En el duelo
Cementerio de Eulate (Ameskoas-Nafarroa) |
«Portarse bien» en el duelo. #HacerLoQueSeDebe. Vivimos tan
enajenados y enajenadas de la muerte que no sabemos cómo actuar. Tenemos un lío
enorme en la cabeza. A mí me sucedió que tomé mi duelo como una
enfermedad de la que había que curarse cuanto antes. Creo que es un
error bastante común, porque en nuestra sociedad la muerte es vista como
una anomalía y el duelo, como una patología: «Hablamos constantemente
de muertes evitables, como si la muerte pudiera prevenirse, en vez de
posponerse», dice la doctora Iona Heath en su libro Ayudar a morir. Y
Thomas Lynch, ese curioso escritor norteamericano que lleva treinta años
siendo director de una funeraria, explica en El enterrador: «Siempre
estamos muriendo de fallas, anomalías, insuficiencias, disfunciones,
paros, accidentes. Son crónicos o agudos. El lenguaje de los
certificados de defunción —el de Milo dice fallo cardiopulmonar— es como
el lenguaje de la debilidad. De la misma manera, se dirá que la señora
Hornsby, en su pena, está derrumbada, destrozada o hecha pedazos, como
si hubiera algo estructuralmente incorrecto en ella. Es como si la
muerte y el dolor no formaran parte del Orden de las Cosas, como si el
fallo de Milo y el llanto de su viuda fueran, o debieran ser, fuente de
vergüenza.»
Y, en efecto, yo no quería sentirme avergonzada por mi dolor. Soy de
ese tipo de personas que siempre intentan #HacerLoQueSeDebe, por eso
saqué tantas matrículas de honor en el instituto. Así que procuré
plegarme a lo que creía que la sociedad esperaba de mí tras la muerte de
Pablo.

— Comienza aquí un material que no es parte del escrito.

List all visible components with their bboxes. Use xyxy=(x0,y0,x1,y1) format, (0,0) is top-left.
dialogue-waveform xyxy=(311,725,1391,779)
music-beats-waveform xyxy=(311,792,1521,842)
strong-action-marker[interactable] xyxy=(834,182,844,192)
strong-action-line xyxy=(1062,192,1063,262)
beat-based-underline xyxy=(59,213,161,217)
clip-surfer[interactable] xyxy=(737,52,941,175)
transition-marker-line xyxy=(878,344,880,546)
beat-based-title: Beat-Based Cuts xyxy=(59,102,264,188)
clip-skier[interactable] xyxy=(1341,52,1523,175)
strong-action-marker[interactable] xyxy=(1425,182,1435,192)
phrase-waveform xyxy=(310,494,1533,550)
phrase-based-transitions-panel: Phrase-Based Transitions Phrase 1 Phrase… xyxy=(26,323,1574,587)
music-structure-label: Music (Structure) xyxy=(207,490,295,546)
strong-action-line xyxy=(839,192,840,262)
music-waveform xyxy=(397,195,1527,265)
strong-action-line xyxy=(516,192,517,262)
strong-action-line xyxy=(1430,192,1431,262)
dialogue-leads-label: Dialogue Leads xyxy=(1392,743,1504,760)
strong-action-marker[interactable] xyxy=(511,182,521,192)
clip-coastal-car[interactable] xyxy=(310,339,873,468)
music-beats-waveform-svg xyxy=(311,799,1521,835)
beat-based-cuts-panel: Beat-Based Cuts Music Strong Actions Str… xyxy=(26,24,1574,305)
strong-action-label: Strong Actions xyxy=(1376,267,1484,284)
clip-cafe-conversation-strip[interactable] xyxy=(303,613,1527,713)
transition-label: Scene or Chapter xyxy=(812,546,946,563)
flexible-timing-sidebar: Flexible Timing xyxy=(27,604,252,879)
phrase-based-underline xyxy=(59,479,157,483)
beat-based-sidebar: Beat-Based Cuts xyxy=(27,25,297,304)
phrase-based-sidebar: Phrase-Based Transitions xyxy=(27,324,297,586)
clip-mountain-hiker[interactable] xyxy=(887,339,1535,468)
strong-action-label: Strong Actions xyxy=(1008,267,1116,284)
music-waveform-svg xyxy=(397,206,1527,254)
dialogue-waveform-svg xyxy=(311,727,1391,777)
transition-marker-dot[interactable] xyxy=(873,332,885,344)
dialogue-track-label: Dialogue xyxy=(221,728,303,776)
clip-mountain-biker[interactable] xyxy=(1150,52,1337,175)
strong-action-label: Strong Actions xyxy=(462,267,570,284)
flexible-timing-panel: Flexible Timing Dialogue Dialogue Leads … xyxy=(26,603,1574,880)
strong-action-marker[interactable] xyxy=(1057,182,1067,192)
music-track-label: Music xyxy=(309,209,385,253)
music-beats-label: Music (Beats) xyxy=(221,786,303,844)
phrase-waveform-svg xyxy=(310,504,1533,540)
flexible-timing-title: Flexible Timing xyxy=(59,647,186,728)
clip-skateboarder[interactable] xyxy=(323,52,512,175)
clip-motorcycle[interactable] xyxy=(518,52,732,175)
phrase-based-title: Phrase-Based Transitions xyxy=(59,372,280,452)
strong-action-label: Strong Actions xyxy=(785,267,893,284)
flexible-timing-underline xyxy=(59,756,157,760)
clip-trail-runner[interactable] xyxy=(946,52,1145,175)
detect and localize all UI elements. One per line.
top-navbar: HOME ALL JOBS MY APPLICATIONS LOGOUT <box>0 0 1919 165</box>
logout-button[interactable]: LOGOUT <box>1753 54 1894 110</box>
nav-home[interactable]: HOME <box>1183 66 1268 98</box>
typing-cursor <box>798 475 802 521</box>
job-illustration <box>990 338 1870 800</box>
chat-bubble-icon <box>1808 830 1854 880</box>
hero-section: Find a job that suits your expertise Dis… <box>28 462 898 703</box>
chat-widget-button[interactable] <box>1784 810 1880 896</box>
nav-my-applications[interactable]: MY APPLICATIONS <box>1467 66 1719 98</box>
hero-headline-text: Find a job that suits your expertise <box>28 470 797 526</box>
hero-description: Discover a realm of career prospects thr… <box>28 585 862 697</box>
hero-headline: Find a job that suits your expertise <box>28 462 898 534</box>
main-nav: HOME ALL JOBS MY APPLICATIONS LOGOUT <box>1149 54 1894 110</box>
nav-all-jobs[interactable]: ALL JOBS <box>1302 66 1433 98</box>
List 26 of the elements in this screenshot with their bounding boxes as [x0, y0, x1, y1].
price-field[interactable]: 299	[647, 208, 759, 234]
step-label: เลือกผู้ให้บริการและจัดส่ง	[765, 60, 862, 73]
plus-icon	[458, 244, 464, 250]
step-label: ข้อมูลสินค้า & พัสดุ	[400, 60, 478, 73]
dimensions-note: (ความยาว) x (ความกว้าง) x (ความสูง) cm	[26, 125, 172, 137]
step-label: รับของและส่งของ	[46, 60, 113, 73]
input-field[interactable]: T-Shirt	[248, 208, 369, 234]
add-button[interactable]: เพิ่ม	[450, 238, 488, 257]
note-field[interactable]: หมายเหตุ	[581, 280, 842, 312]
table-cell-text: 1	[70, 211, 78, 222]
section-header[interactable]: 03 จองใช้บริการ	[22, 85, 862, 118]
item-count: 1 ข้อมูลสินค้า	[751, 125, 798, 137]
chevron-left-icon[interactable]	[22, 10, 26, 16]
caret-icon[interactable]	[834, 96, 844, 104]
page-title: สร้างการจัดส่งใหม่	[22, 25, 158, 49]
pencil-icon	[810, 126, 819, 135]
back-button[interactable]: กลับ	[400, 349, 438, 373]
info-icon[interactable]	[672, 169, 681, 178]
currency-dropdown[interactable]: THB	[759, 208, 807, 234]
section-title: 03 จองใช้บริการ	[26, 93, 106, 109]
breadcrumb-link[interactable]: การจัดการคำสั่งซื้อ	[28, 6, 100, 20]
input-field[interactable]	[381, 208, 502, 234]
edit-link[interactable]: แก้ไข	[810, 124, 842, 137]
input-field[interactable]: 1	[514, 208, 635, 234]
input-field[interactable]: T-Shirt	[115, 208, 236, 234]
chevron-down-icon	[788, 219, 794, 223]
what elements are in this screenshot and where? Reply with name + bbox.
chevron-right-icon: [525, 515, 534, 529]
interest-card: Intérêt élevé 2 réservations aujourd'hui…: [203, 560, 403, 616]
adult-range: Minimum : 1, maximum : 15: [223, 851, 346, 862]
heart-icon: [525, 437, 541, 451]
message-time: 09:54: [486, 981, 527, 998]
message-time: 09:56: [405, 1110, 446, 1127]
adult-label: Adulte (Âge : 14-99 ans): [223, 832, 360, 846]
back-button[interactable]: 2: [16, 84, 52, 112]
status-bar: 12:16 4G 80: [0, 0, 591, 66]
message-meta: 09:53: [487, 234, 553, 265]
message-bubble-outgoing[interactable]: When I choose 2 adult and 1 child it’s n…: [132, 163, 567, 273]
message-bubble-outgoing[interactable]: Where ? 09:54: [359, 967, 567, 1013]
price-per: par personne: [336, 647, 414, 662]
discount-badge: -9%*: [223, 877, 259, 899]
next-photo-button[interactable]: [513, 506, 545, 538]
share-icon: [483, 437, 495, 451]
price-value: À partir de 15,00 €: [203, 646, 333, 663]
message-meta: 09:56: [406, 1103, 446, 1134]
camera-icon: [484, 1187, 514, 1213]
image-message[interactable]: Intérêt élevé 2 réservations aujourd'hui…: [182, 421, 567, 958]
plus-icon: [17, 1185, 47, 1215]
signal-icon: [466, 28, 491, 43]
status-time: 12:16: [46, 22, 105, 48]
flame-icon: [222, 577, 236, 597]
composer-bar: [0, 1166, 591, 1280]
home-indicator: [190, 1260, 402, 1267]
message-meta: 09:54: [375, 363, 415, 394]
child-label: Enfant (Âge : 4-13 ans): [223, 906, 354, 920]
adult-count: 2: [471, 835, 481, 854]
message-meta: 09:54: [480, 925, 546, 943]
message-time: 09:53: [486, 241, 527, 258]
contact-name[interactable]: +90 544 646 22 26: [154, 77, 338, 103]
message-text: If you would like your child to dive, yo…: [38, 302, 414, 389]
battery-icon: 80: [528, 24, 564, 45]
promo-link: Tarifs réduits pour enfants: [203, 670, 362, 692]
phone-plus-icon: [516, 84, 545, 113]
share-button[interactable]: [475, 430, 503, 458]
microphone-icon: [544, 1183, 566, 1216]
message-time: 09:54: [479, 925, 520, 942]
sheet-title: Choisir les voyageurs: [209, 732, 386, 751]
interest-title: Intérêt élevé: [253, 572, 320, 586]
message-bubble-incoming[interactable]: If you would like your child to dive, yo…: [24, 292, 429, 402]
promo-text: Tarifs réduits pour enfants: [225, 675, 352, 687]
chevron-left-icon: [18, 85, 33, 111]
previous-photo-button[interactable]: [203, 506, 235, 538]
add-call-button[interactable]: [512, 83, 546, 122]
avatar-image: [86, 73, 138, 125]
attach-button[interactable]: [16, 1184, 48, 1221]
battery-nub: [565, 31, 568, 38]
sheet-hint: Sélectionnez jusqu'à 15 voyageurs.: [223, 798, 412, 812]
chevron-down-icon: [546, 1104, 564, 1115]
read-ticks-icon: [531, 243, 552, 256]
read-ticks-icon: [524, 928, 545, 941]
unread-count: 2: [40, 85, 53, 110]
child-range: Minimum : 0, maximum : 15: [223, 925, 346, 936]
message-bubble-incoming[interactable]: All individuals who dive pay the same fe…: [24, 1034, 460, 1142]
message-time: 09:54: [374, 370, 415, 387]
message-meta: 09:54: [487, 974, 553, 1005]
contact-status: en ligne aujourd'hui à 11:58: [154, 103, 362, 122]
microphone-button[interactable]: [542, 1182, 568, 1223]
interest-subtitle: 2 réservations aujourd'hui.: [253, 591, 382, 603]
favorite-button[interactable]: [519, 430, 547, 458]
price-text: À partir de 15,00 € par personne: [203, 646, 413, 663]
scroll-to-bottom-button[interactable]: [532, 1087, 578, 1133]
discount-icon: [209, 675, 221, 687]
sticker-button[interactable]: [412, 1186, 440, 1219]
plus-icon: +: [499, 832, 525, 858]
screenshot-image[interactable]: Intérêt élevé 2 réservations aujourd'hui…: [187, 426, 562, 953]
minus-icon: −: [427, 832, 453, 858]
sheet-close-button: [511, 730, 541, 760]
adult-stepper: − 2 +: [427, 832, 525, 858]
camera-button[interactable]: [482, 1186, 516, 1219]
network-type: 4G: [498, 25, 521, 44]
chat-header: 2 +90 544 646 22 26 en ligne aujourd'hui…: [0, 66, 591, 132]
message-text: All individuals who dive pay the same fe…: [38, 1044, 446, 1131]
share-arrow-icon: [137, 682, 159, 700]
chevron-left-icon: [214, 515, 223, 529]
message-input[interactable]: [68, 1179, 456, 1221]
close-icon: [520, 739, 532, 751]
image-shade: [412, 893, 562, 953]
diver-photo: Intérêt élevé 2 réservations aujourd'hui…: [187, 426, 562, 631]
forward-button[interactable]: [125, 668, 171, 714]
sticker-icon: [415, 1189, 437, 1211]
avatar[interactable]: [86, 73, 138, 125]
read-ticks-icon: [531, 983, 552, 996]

En los primeros días, la gente te dice: «Llora, llora, es muy
bueno», y es como si dijeran: «Ese absceso hay que rajarlo y apretarlo
para que salga el pus.» Y precisamente en los primeros momentos es
cuando menos ganas tienes de llorar, porque estás en el shock, extenuada
y fuera del mundo. Pero después, enseguida, muy pronto, justo cuando tú
estás empezando a encontrar el caudal aparentemente inagotable de tu
llanto, el entorno se pone a reclamarte un esfuerzo de vitalidad y de
optimismo, de esperanza hacia el futuro, de recuperación de tu pena.
Porque se dice precisamente así: Fulano aún no se ha recuperado de la
muerte de Mengana. Como si se tratara de una hepatitis (pero no te
recuperas nunca, ése es el error: uno no se recupera, uno se reinventa).
No es mi intención criticar a nadie al contar esto: ¡Yo también he
actuado así, antes de saber! Yo también dije: Llora, llora. Y tres meses
después: Venga, ya está, levanta la cabeza, anímate. Con la mejor de
las intenciones y el peor de los resultados, seguramente. Con esto no
quiero decir que los deudos tengan que pasarse dos años vestidos de
luto, encerrados en sus casas y sollozando de la mañana a la noche, como
antaño se hacía. Oh, no, el duelo y la vida no tienen nada que ver con
eso. De hecho, la vida es tan tenaz, tan bella, tan poderosa, que
incluso desde los primeros momentos de la pena te permite gozar de
instantes de alegría: el deleite de una tarde hermosa, una risa, una
música, la complicidad con un amigo. Se abre paso la vida con la misma
terquedad con la que una plantita minúscula es capaz de rajar el suelo
de hormigón para sacar la cabeza. Pero, al mismo tiempo, la pena también
sigue su curso. Y eso es lo que nuestra sociedad no maneja bien:
enseguida escondemos o prohibimos tácitamente el sufrimiento.